Freshly drawn latex is alkaline in reaction. The addition of a suitable amount of any kind of acid leads to coagulation and to the separation of the rubber, with most of the resins and proteids, from the watery and soluble constituents of the latex.

According to the older view of coagulation, this was supposed to be due to the bursting of the skins surrounding the globules, followed by the coalescence of the latter. Recent observations have shown that the globules may persist in the coagulated latex. This fact seems to support the view that the coagulation of Hevea latex by acid consists in the formation of a network of coagulated proteid, which entangles the rubber globules in its meshes and contracts upon itself. The coalescence of the globules is only effected during the subsequent pressing and working of the wet rubber. The question of the extent to which polymerisation occurs during coagulation appears to be still a disputed one.

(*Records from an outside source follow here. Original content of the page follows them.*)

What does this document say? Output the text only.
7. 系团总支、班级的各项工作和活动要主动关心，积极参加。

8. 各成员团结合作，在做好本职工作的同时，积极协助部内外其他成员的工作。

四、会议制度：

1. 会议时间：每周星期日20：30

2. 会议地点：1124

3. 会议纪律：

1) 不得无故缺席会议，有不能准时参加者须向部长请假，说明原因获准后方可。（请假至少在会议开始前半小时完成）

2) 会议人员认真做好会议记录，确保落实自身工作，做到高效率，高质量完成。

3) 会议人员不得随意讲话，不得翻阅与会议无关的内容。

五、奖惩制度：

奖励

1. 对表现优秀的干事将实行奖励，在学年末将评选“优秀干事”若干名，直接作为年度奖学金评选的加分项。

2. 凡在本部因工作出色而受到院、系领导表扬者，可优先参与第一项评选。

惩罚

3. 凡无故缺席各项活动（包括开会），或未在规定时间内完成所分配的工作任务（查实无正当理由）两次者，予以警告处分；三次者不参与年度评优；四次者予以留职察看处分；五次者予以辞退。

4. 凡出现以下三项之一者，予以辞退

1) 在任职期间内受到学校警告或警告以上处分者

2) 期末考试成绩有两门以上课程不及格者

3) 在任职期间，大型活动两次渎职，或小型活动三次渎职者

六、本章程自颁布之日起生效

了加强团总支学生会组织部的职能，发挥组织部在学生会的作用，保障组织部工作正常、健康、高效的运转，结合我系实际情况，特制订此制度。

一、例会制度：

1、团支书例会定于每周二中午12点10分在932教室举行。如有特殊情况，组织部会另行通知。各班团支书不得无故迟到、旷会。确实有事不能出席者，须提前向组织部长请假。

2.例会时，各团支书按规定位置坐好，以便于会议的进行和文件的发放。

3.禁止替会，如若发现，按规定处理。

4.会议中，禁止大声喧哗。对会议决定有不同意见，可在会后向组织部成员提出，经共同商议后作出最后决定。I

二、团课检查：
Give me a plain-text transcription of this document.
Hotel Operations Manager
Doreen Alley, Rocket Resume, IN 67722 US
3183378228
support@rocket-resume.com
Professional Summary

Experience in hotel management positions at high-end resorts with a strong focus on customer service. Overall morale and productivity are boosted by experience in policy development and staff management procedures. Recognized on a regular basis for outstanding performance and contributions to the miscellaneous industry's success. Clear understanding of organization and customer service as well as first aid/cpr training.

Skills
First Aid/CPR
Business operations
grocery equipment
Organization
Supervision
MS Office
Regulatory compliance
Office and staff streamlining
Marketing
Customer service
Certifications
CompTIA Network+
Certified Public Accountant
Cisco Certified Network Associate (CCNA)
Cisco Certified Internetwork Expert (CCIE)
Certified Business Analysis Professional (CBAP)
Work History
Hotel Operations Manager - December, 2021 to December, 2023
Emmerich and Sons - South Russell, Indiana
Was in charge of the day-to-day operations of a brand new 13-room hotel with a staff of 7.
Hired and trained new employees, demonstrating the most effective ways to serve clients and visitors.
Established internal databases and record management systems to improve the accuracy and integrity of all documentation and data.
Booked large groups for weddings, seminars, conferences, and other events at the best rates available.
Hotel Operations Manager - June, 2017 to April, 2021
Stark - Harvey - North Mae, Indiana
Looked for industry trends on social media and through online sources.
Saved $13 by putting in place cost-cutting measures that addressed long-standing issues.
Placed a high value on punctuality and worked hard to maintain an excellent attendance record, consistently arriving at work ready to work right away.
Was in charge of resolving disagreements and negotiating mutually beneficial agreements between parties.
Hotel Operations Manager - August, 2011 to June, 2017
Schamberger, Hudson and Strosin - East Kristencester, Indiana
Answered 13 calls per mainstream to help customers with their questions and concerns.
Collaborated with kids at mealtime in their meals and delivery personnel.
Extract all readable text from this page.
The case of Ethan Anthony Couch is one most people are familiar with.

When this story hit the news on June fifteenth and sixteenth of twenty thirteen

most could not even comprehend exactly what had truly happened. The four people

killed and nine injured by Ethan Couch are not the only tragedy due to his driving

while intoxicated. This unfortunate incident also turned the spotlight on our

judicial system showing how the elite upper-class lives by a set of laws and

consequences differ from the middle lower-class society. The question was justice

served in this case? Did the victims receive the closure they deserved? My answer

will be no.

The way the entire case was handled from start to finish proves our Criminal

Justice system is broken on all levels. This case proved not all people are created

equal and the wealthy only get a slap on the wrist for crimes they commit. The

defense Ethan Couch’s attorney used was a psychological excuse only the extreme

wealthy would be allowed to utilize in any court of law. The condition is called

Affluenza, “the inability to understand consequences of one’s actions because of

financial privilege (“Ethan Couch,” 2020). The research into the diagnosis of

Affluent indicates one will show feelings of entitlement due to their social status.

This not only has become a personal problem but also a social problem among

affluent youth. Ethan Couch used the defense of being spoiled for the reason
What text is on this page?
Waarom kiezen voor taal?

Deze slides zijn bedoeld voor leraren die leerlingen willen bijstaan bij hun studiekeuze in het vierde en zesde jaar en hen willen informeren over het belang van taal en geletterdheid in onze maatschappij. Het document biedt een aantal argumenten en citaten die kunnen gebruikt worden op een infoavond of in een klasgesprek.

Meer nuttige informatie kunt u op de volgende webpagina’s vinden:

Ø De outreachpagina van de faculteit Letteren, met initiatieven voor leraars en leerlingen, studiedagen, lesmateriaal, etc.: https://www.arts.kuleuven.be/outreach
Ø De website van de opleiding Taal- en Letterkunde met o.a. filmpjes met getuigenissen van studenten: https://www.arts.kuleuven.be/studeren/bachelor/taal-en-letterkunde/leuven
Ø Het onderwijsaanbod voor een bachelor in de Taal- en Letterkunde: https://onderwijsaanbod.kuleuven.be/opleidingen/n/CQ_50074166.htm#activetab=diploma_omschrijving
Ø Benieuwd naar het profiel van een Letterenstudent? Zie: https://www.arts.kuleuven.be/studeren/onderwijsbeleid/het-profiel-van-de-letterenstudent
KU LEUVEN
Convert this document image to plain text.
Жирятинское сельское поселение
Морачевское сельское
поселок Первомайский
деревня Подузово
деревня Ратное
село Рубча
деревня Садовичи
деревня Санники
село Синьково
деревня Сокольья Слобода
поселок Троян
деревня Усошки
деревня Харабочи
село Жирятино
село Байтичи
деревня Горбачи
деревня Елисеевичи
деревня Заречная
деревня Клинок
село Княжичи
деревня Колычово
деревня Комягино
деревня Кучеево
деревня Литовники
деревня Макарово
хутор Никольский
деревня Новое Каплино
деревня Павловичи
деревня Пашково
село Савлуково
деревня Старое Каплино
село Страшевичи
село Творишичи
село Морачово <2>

Fresh latex also contains an oxydising enzyme which leads to a darkening in colour on prolonged exposure to the air. The enzyme may be destroyed by immersing the coagulated rubber for a few minutes in water at 80°C. and this treatment has been recommended as a commercial process in order to obtain light coloured rubber. Such treatment can be replaced to some extent by thorough washing, and completely by the use of vacuum driers, in which the rubber is rapidly dried at a fairly high temperature.